In an interview with the Financial Times, Manyika said: "Right now, everyone from my old colleagues at McKinsey Global Institute to Goldman Sachs are putting out these extraordinary economic potential numbers -- in the trillions -- [but] it's going to take a whole bunch of actions, innovations, investments, even enabling policy ...The productivity gains are not guaranteed. They're going to take a lot of work."
In 1987, economist Robert Solow famously observed that the computer age was evident everywhere except in productivity statistics. Manyika warned that we could face a similar scenario with AI.
"We could have a version of that—where we see this technology everywhere, on our phones, in all these chatbots, but it's done nothing to transform the economy in that real fundamental way," he told the FT.

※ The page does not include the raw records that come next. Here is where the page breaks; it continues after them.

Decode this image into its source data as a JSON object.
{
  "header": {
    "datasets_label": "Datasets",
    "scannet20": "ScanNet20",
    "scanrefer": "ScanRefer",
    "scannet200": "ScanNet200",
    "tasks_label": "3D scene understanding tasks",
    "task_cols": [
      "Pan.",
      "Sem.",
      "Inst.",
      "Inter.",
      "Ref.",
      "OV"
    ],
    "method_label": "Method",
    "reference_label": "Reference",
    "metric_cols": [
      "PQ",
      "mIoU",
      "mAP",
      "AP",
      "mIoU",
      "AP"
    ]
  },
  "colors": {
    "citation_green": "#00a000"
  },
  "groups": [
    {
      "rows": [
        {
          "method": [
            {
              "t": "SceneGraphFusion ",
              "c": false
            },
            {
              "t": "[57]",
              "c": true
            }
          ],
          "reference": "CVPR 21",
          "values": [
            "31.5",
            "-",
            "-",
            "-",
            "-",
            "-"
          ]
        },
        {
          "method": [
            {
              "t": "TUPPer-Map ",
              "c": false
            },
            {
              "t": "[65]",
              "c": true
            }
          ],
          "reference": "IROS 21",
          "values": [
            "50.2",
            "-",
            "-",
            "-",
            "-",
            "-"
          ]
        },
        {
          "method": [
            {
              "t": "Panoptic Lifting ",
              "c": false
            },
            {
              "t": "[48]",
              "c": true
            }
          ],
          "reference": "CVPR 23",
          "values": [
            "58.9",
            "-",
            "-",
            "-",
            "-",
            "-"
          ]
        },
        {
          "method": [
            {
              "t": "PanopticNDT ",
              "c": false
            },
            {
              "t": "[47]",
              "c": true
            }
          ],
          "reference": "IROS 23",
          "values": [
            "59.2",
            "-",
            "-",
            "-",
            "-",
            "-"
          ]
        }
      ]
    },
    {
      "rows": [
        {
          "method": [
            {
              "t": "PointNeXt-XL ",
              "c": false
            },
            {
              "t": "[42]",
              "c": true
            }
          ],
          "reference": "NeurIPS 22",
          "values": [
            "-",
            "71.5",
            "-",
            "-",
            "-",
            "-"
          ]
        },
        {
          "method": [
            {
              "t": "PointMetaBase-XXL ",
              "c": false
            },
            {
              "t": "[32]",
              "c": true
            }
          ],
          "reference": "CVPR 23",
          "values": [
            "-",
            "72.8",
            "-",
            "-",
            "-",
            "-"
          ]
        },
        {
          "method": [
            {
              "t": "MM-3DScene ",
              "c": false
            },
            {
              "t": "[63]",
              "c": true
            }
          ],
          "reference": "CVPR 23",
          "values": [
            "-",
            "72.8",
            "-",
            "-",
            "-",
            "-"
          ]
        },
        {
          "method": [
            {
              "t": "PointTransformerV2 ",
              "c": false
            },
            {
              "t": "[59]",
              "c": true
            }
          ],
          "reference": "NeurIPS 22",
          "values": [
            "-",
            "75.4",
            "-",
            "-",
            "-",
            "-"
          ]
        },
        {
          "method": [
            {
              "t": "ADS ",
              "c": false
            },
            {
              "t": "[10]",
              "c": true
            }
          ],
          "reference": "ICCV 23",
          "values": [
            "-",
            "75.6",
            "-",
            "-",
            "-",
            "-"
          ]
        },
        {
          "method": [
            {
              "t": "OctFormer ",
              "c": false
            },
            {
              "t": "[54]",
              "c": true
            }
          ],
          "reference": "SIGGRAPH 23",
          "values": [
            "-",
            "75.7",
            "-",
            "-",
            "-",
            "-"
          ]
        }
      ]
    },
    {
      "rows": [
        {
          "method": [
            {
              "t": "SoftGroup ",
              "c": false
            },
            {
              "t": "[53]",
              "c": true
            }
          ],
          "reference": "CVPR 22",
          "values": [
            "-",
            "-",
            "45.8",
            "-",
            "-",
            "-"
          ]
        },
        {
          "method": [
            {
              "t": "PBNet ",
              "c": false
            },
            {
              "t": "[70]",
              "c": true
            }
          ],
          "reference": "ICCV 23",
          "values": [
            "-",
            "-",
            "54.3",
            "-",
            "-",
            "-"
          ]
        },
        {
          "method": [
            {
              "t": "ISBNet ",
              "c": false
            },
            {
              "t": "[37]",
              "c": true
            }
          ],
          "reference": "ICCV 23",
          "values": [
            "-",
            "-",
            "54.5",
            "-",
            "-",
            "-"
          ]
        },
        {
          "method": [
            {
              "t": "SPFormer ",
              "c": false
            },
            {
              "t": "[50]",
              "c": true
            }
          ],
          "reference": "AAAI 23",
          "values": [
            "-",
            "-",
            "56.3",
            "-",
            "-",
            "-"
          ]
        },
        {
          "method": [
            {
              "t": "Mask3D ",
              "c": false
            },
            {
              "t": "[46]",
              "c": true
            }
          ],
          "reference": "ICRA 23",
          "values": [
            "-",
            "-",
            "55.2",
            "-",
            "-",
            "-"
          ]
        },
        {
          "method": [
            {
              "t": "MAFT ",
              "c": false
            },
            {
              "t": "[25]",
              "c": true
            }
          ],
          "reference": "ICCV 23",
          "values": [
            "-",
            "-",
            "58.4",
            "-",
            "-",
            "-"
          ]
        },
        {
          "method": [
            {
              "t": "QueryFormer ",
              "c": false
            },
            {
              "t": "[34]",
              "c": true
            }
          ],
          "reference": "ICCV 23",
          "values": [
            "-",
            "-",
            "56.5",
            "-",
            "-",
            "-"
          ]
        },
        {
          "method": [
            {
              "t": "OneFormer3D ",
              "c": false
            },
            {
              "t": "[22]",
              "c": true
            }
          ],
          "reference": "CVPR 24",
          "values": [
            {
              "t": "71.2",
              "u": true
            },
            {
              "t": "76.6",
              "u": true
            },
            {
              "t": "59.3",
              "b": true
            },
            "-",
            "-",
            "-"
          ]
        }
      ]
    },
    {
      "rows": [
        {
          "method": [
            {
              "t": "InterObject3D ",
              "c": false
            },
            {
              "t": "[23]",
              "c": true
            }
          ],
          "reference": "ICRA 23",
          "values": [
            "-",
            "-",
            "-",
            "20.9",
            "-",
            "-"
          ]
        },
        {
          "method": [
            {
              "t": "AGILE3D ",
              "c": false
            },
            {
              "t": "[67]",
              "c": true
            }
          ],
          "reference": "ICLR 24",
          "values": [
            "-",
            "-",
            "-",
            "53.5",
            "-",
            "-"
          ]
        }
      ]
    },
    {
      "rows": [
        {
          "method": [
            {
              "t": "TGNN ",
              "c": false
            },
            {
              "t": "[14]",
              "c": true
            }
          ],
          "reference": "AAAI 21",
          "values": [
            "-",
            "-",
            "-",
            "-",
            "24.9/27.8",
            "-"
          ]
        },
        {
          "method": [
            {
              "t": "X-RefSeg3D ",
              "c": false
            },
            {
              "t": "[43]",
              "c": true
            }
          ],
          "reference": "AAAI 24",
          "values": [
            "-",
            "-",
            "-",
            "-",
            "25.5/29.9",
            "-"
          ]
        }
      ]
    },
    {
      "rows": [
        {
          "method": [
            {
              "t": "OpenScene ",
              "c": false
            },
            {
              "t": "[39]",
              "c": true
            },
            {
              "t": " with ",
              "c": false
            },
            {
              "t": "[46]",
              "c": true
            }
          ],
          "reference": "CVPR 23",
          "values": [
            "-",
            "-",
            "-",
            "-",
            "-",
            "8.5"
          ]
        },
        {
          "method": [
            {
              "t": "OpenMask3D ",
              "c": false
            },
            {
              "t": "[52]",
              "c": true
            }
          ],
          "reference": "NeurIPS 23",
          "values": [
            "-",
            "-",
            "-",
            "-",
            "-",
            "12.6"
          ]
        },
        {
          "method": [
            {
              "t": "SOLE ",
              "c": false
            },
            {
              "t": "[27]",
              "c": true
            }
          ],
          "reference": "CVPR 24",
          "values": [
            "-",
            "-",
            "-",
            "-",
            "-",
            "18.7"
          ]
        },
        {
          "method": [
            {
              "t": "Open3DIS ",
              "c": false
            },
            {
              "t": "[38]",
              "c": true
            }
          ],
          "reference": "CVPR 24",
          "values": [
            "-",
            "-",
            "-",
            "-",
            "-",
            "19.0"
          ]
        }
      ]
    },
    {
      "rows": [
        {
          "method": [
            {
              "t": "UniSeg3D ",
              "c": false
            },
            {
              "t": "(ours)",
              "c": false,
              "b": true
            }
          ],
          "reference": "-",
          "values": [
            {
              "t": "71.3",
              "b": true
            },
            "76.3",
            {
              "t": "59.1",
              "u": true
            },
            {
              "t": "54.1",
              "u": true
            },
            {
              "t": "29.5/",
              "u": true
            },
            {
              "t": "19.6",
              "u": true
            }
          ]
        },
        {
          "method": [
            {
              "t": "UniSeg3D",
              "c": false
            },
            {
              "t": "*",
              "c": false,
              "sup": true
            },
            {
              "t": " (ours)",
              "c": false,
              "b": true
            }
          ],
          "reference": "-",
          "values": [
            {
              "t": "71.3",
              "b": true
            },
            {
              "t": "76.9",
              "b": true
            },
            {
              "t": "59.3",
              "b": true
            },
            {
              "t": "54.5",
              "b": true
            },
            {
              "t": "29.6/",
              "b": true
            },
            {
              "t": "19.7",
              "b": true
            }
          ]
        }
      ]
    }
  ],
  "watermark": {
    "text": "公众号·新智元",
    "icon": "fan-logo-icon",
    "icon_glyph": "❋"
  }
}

He said that applying generative AI to draft software code is insufficient. "In the US, the tech sector is about four per cent of the labour force. Even if the entire tech sector adopted it 100 per cent, it doesn't matter from a labour productivity standpoint."
Instead, the key lies in "very large sectors" such as healthcare and retail. Former British prime minister Sir Tony Blair has suggested that people "will have an AI nurse, probably an AI doctor, just as you'll have an AI tutor."
Manyika, however, is more measured in his outlook: "In most of those cases, those professions will be assisted by AI. I don't think any of those occupations will be replaced by AI, not in any conceivable future."